Sorry for the delayed response, I've been traveling a bit, and not had
an abundance of time to respond.
Sadly, I don't think that your experiences are far outside the norm.
My experience, from the other side of the table - helping and watching
students, classes, and profs participating in F/LOSS projects leads me
to the following conclusions:

The F/LOSS project developers you are working with:
* Assume you possess a lot of knowledge that you don't, and honestly
have no idea what you don't know, so they can't begin to know to tell
you.
* Assumes that the level of difficulty for any given project is
substantially lower than it really is. (related to the above point.)
* Typically don't have good documentation of how to most easily get
started, or even if they do, it's still filled with assumptions.
* Realize that failure is just a part of the 'game' and don't realize
the impact of failure to you, in fact they will actively go out of
their way to help you fail. (and be perfectly good intentioned in
doing so)

The professors/classes/students:
* Assume (or default to) lots of platform choices - and that the
simple things will be so ubiquitous that it won't be an issue to
transfer to a different platform.
* Don't push back hard enough or soon enough when things start getting hinky.
* Don't realize that very often a project's community will _help_ them
do things that might be sub-optimal or even inevitable to fail.
* Don't communicate enough (in quantity or frequency)
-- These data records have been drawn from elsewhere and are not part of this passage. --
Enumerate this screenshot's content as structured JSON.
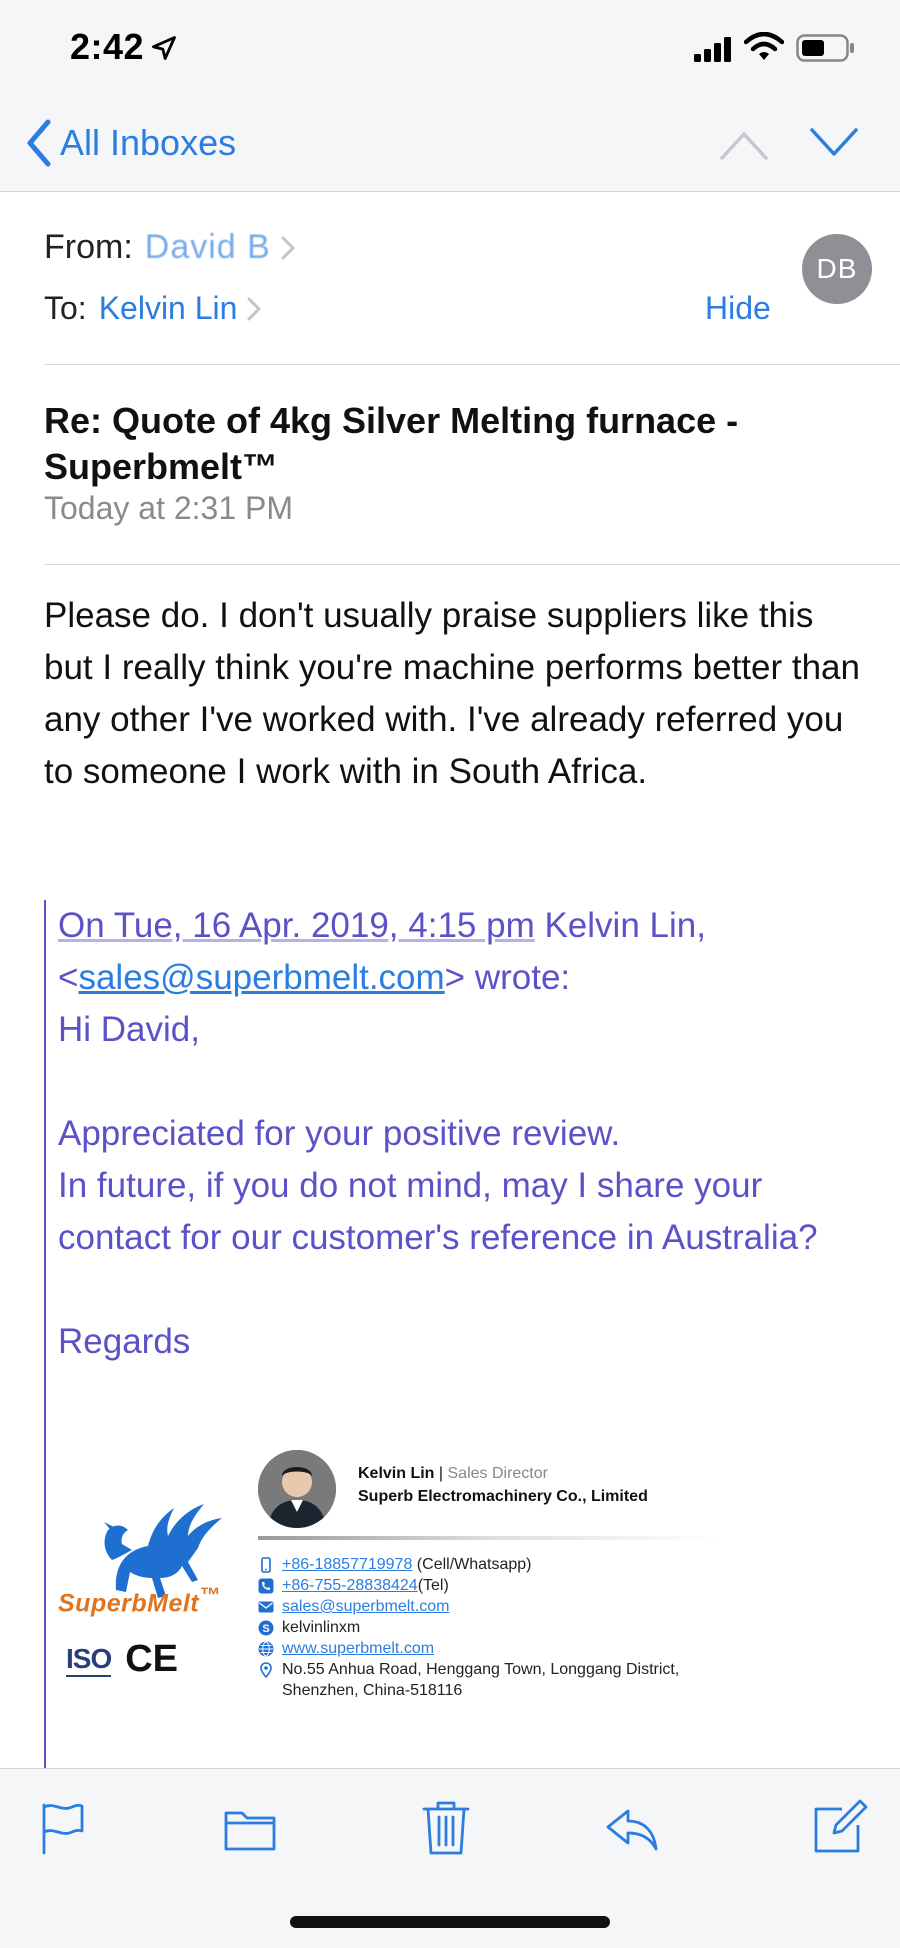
{
  "status_bar": {
    "time": "2:42"
  },
  "nav": {
    "back_label": "All Inboxes"
  },
  "header": {
    "from_label": "From:",
    "from_value": "David B",
    "to_label": "To:",
    "to_value": "Kelvin Lin",
    "hide_label": "Hide",
    "avatar_initials": "DB"
  },
  "subject": "Re: Quote of 4kg Silver Melting furnace - Superbmelt™",
  "date": "Today at 2:31 PM",
  "body": "Please do. I don't usually praise suppliers like this but I really think you're machine performs better than any other I've worked with. I've already referred you to someone I work with in South Africa.",
  "quote": {
    "attribution_date": "On Tue, 16 Apr. 2019, 4:15 pm",
    "attribution_name": " Kelvin Lin,",
    "email_open": "<",
    "email": "sales@superbmelt.com",
    "email_close": "> wrote:",
    "greeting": "Hi David,",
    "line1": "Appreciated for your positive review.",
    "line2": "In future, if you do not mind, may I share your contact for our customer's reference in Australia?",
    "regards": "Regards"
  },
  "signature": {
    "brand": "SuperbMelt",
    "brand_mark": "™",
    "iso": "ISO",
    "ce": "CE",
    "name": "Kelvin Lin",
    "sep": " | ",
    "role": "Sales Director",
    "company": "Superb Electromachinery Co., Limited",
    "phone1": "+86-18857719978",
    "phone1_note": " (Cell/Whatsapp)",
    "phone2": "+86-755-28838424",
    "phone2_note": "(Tel)",
    "email": "sales@superbmelt.com",
    "skype": "kelvinlinxm",
    "website": "www.superbmelt.com",
    "address": "No.55 Anhua Road, Henggang Town, Longgang District, Shenzhen, China-518116"
  },
  "colors": {
    "accent": "#2b7de0",
    "quote": "#5a52c6",
    "brand_orange": "#e07420",
    "brand_blue": "#1f6fd0"
  }
}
I've talked to lots of folks far smarter than I, and with far more
experience in this realm (though they might now disown me if I cite
their names for my crazy ideas, especially the ones on this list. :)
).


I have lots of horror stories that I have contributed to sadly, but I
think there are some common themes missing, when I think about the
folks I consider fabulously successful, and the folks that have been
only marginally so. Now that you are doing everything wrong, or that I
know all of the right answers (I've had far far more failures in
interacting with academics than I have successes), but I think you
need to protect yourself against people who don't understand the
differences between the academic world and the open source world. And
even those who do grok that difference will occasionally slip.

So in your instance, I would likely have asked/done:
1. What platform is best to develop on? (and I don't mean just the OS,
what editor are most working with (or at least the person who is
liaising with you)
2. Is it ok to virtualize? (in your case specifically, I am imagining
that Gnome 3 went to fallback mode, and then there is the entire 'will
usb hardware behave the same or even at all' question when
virtualized)
3. Can I work in parallel with you(the upstream liaison)  on a simple
bug related to $project first.
4. Don't ask how to do things - they will give you a literal answer to
your question (i.e. how do I shoot myself in the foot? Well, you aim
at your foot with the sights, and slowly squeeze the trigger.)
Instead, ask far simpler questions, and ask what they would do. (i.e.
If you were starting on this from scratch, what would your environment
look like? - Oh, you'd use linux, what distribution of Linux would you
use?, etc etc) I imagine you spent lots of time asking how to get
Gnome3 working on Ubuntu, and probably received great answers, but the
question had some implicit assumptions.
5. Constantly update status, talk about what you are doing, and by
definition do most of this in the community's IRC channel. I think I
suggested that the students/classes that I saw as successful needed to
spend 1/2 of their time talking about what they were doing/going to do
with that community in IRC and on mailing lists. Incidentally Walter
Bender thought that my percentage was ridiculously low IIRC. That does
mean that the tasks (because they will be spending so little time
actually doing 'the work') will have to be relatively small.